WalkingLab was in London and took part in an “Uncomfortable Art Tour” at the Tate Britain, led by The Exhibitionist (aka Alice Procter: https://www.theexhibitionist.org/). The walking tour examines the colonial and imperial legacies of museums, collectors/patrons, and art practices. Rather than focus on the biography of the artist or the aesthetic elements that compose a painting, the tour asks questions about how national identity is represented in art, how art is part of the history of power, and the xenophobic ways that art communicates sovereign morals and character. The tours give space to the discounted and recounted stories and counter-stories invisible or absent in museum tours, texts, and education.
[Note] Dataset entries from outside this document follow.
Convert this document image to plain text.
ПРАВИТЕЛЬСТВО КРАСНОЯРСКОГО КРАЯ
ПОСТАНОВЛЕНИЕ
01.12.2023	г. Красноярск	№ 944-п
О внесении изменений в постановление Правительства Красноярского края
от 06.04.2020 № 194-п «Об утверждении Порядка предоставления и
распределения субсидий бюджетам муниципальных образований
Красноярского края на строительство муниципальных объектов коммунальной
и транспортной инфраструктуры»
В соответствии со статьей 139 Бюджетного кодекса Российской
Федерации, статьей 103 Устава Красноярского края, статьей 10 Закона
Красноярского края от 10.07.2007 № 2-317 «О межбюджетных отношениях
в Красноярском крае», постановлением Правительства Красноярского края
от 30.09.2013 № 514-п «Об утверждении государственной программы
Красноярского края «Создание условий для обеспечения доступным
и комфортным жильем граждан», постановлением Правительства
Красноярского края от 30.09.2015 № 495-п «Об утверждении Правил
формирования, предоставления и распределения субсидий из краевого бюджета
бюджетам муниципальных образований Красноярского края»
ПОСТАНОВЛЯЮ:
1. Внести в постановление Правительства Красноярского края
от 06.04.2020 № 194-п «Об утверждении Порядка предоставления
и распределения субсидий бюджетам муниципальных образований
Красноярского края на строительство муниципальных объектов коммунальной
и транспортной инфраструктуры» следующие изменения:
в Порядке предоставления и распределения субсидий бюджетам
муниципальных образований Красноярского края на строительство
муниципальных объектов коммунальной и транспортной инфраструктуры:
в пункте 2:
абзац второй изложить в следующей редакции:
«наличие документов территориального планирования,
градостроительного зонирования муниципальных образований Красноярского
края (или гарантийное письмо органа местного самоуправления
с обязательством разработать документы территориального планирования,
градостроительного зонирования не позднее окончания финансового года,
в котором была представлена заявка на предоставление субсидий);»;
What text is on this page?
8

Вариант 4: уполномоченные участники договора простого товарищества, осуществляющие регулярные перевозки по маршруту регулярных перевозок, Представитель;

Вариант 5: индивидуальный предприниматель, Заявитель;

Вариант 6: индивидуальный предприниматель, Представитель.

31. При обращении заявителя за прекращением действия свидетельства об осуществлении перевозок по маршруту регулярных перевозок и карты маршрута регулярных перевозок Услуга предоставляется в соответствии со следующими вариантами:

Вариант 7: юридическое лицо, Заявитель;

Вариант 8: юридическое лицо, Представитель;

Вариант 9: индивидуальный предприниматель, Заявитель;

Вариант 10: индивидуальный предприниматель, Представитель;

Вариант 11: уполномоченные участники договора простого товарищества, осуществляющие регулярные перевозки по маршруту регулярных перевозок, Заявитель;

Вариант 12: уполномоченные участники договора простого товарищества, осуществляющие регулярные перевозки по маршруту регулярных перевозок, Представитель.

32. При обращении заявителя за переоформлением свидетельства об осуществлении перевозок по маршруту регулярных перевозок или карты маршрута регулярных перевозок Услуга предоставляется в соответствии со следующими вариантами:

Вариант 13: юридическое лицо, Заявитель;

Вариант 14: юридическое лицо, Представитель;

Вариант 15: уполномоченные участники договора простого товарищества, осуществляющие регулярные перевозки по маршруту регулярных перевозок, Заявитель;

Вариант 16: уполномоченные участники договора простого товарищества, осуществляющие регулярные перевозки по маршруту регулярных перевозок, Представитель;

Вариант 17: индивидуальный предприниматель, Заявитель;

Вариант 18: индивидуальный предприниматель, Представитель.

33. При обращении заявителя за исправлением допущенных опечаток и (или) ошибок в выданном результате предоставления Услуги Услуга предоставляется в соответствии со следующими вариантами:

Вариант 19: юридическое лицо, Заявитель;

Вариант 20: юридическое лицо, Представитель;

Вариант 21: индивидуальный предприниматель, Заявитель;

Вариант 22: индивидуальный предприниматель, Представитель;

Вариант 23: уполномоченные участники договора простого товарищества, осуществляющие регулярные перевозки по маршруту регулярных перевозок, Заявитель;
During the tour, Procter pointed out how below many of the official gallery wall labels, were labels that invited audiences to visit a URL wherethey could read ‘alternative’ histories and critiques of the artwork by what the UK calls BAME (Black, Asian and Minority Ethnic) scholars, artists, and museum staff. Unfortunately, she noted, the labour of creating these ‘alternative’ versions is always unpaid. While seemingly attempting to ‘include’ marginalized voices, to do so at the cost of labour of the very people already marginalized within the institution seems a hollow gesture.
The work of feminist, anti-racist, and anti-colonial work, it seems, is not an institutional commitment, but the labour of queer, trans, Black, Indigenous, and people of colour. In a culture where the endeavor to materialize counter narratives always falls on those already oppressed, Proctor’s tours are a ‘walk’ in the right direction.